Patients had a positive reaction to having a primary care physician conduct a clinical skin examination, according to recently published study results in JAMA Dermatology.
Researchers conducted a pilot study using a Veterans Affairs Health Care System to measure the feasibility of PCP skin cancer screening and education from May 1, 2015, to Aug. 30, 2016.
Ten patients who underwent PCP screening by clinical skin examination (CSE) in the study were randomly selected and interviewed by telephone 1 to 5 months postscreening, with interviews 8 to 24 minutes in length.
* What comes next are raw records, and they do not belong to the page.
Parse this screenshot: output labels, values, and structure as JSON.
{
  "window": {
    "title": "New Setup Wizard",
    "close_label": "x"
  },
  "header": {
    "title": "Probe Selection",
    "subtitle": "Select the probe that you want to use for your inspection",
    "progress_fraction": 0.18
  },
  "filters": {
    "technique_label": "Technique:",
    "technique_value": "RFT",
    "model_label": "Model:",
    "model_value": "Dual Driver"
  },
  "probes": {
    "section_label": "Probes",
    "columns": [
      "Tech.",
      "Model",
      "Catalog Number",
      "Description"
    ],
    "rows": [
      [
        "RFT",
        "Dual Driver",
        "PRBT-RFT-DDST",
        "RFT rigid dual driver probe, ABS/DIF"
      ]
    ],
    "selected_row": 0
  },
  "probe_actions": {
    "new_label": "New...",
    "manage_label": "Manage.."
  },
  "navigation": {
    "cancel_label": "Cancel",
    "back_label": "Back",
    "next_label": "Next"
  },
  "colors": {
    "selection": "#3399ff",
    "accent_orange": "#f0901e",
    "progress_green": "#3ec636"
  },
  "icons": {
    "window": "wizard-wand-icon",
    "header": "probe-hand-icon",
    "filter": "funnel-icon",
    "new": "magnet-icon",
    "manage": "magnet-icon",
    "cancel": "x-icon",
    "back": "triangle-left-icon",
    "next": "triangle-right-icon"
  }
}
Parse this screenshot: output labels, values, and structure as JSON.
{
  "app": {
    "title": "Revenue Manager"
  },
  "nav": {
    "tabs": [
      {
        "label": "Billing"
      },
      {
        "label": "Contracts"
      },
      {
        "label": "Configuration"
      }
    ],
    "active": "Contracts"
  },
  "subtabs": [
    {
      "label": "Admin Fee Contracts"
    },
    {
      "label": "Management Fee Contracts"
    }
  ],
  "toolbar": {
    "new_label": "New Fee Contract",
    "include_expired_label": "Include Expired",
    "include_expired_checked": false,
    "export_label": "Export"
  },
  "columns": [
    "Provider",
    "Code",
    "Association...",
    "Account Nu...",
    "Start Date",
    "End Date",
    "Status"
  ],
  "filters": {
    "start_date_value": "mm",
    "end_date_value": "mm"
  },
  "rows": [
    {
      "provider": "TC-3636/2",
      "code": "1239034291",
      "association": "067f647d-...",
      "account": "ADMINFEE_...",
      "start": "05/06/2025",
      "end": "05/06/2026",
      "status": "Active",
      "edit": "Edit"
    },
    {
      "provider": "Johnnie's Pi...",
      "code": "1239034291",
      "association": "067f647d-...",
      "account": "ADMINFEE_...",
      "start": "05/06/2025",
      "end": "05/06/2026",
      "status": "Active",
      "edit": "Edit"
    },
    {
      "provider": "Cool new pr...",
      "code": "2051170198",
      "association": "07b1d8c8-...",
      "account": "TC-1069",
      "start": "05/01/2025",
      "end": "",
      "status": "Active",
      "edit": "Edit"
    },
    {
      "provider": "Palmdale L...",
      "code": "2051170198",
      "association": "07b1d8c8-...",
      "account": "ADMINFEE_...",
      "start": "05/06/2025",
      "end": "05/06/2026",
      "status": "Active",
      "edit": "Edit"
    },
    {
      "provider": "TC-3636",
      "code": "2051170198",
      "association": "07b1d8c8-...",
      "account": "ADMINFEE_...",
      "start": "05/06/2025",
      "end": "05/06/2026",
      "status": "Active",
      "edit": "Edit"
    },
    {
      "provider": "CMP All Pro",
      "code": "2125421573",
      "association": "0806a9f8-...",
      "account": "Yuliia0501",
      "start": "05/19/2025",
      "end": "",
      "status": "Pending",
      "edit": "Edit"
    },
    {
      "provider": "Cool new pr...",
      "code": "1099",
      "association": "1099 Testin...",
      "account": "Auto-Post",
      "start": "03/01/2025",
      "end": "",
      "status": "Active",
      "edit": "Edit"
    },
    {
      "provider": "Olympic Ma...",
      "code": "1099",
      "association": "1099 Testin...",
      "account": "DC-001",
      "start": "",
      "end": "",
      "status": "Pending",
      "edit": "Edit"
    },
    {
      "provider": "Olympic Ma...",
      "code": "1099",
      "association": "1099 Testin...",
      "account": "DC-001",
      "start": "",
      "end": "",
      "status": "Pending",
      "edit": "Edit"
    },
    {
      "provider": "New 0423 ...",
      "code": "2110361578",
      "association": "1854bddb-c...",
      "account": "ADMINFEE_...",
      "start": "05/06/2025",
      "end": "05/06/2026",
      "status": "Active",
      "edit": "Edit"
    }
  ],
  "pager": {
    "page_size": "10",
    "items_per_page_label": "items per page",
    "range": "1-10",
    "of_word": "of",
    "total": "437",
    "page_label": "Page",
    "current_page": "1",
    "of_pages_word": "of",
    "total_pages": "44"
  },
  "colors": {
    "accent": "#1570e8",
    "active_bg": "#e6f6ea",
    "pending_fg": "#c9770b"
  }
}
Recorded interviews were transcribed verbatim and analyzed using a matrix.
Skin problems ranging from minor to more concerning, including skin cancer, were reported by nine patients, who had received a dermatology examination in the past.
Seven patients reported having conducted a skin self-examination (SSE) in the past.
Nine of the patients had a positive reaction to a PCP conducting a CSE, describing the procedure as “thorough” and the PCP as “very informative.”
Four patients reported preferring a screening exam in primary care, and five patients reported preferring a combination of a PCP and dermatologist for examination.
Although the patients expressed confidence in the PCP to refer a problem if it were identified two patients expressed concern about the PCP’s level of training to identify skin problems.
The researchers reported that study limitations included small sample size and that the pilot study was conducted a single hospital.
“Patients did not describe experiencing any harms from PCP screening … nearly all perceived it as a valuable addition to their existing health care,” the researchers reported. “Additionally, most interviewed patients in our study expressed their willingness to conduct SSEs highlighting the importance of clinician instruction of melanoma warning signs and SSE practices.” – by Bruce Thiel
Disclosure: The researchers report no relevant financial disclosures.